Complément d’information
Taner Kılıç et Özlem Dalkıran sont tous deux membres fondateurs d’Amnesty International Turquie. Depuis 20 ans, ils jouent un rôle crucial en défendant les droits au sein de l’organisation et de la communauté des droits humains en Turquie.
Au moment de son arrestation en juillet 2017, İdil Eser était directrice d’Amnesty International Turquie. Günal Kurşun, avocat, expert en droit pénal international et membre d’Amnesty International Turquie depuis ses débuts, est un éminent défenseur des droits humains dans le pays.
Taner Kılıç a été accusé d’avoir téléchargé et utilisé l’application de messagerie ByLock, outil de communication utilisé, selon le ministère public, par le mouvement Gülen, accusé d’avoir fomenté un coup d’État en 2016.
Or, les deux expertises indépendantes de son téléphone mandatées par Amnesty International n’ont révélé aucune trace d’un quelconque téléchargement de ByLock. En juin 2018, les accusations portées par le procureur ont perdu toute légitimité face au rapport de police présenté au tribunal, qui concluait également qu’aucune preuve de la présence de ByLock sur le téléphone de Taner Kılıç n’avait été détectée.

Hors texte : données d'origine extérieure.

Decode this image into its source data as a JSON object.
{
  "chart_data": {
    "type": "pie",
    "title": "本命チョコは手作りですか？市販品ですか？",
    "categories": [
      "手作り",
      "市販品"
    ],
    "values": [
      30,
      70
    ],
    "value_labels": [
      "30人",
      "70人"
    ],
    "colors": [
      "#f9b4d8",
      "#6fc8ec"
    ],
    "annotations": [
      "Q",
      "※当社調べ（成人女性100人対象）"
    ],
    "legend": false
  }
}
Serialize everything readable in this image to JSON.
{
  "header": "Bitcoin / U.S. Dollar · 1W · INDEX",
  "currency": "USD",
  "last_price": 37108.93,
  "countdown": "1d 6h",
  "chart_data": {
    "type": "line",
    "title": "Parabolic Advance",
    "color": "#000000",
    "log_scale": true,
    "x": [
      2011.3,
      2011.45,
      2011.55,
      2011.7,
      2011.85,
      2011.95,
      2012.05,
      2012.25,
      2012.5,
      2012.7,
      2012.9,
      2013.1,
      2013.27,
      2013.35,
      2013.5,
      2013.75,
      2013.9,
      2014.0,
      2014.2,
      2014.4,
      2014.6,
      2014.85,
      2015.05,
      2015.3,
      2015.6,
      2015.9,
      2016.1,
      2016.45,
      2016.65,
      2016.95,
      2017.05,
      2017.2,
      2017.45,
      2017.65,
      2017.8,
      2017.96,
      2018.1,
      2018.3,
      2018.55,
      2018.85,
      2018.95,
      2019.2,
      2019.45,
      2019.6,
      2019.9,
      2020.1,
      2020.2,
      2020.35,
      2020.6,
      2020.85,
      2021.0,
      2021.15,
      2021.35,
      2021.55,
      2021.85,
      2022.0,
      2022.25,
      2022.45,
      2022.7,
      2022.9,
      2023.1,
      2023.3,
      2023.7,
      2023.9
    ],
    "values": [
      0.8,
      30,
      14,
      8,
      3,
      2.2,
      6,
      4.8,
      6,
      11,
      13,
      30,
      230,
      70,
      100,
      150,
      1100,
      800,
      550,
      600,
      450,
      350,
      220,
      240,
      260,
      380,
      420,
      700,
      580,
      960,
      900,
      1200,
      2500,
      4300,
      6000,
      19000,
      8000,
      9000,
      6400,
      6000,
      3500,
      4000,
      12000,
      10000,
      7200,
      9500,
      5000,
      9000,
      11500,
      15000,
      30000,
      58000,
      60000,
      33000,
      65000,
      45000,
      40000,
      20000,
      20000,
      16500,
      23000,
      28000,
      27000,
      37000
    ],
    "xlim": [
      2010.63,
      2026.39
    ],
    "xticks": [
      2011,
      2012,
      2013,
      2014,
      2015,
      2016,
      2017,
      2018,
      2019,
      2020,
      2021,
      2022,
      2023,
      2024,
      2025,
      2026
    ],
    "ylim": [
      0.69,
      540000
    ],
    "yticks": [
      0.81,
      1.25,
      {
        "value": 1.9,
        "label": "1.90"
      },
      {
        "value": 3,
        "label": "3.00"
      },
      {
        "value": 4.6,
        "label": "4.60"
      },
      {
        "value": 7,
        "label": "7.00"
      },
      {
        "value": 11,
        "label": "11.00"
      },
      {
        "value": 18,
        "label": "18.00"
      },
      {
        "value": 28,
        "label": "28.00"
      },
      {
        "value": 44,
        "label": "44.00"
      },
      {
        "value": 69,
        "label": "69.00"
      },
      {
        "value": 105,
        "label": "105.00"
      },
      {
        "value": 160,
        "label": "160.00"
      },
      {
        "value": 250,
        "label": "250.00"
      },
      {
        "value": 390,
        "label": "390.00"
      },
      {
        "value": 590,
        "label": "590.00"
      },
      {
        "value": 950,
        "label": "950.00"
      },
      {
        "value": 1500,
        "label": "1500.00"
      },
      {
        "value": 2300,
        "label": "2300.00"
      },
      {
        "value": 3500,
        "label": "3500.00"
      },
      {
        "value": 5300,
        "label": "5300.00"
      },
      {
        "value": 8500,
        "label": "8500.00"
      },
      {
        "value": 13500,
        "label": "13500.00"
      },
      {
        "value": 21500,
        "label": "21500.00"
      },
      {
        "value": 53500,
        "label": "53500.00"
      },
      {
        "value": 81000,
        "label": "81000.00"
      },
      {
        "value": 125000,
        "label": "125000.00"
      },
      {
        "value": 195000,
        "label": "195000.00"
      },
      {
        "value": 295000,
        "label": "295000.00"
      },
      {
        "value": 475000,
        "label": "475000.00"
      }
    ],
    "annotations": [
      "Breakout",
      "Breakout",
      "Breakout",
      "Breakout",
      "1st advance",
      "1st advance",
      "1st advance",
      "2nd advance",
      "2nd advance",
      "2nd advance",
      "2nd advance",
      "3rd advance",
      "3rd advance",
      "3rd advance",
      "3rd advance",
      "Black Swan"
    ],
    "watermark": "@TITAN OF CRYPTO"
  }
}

De toute façon, le simple fait de télécharger ou d’utiliser une application ne serait pas suffisant pour prouver les infractions présumées, comme l’a conclu un récent arrêt de la Cour européenne des droits de l’homme concernant un autre requérant.
İdil Eser, Özlem Dalkıran et Günal Kurşun comptaient parmi un groupe de 10 personnes, surnommées « les 10 d’Istanbul », arrêtées par la police alors qu’elles participaient à un atelier sur le bien-être et la sécurité numérique le 5 juillet 2017.
Le 4 octobre 2017, un procureur d’Istanbul a émis un acte d’inculpation contre les 10 d’Istanbul, et contre Taner Kılıç, qui aurait été informé des préparatifs de cet atelier et en contact avec deux accusés.
Lors de sa première audience devant le tribunal le 26 octobre, le juge a fait droit à la demande du procureur de fusionner les poursuites visant Taner Kılıç avec celles intentées contre les 10 autres défenseur·e·s, alors que les accusations portées à son encontre n’avaient rien à voir avec l’atelier et que les deux affaires n’étaient aucunement liées.
L’acquittement de ces quatre défenseur·e·s des droits humains demeure soumis à un appel du procureur.
Amnesty International a publié une analyse des poursuites engagées contre Taner Kılıç et examiné les informations concernant cette affaire en général.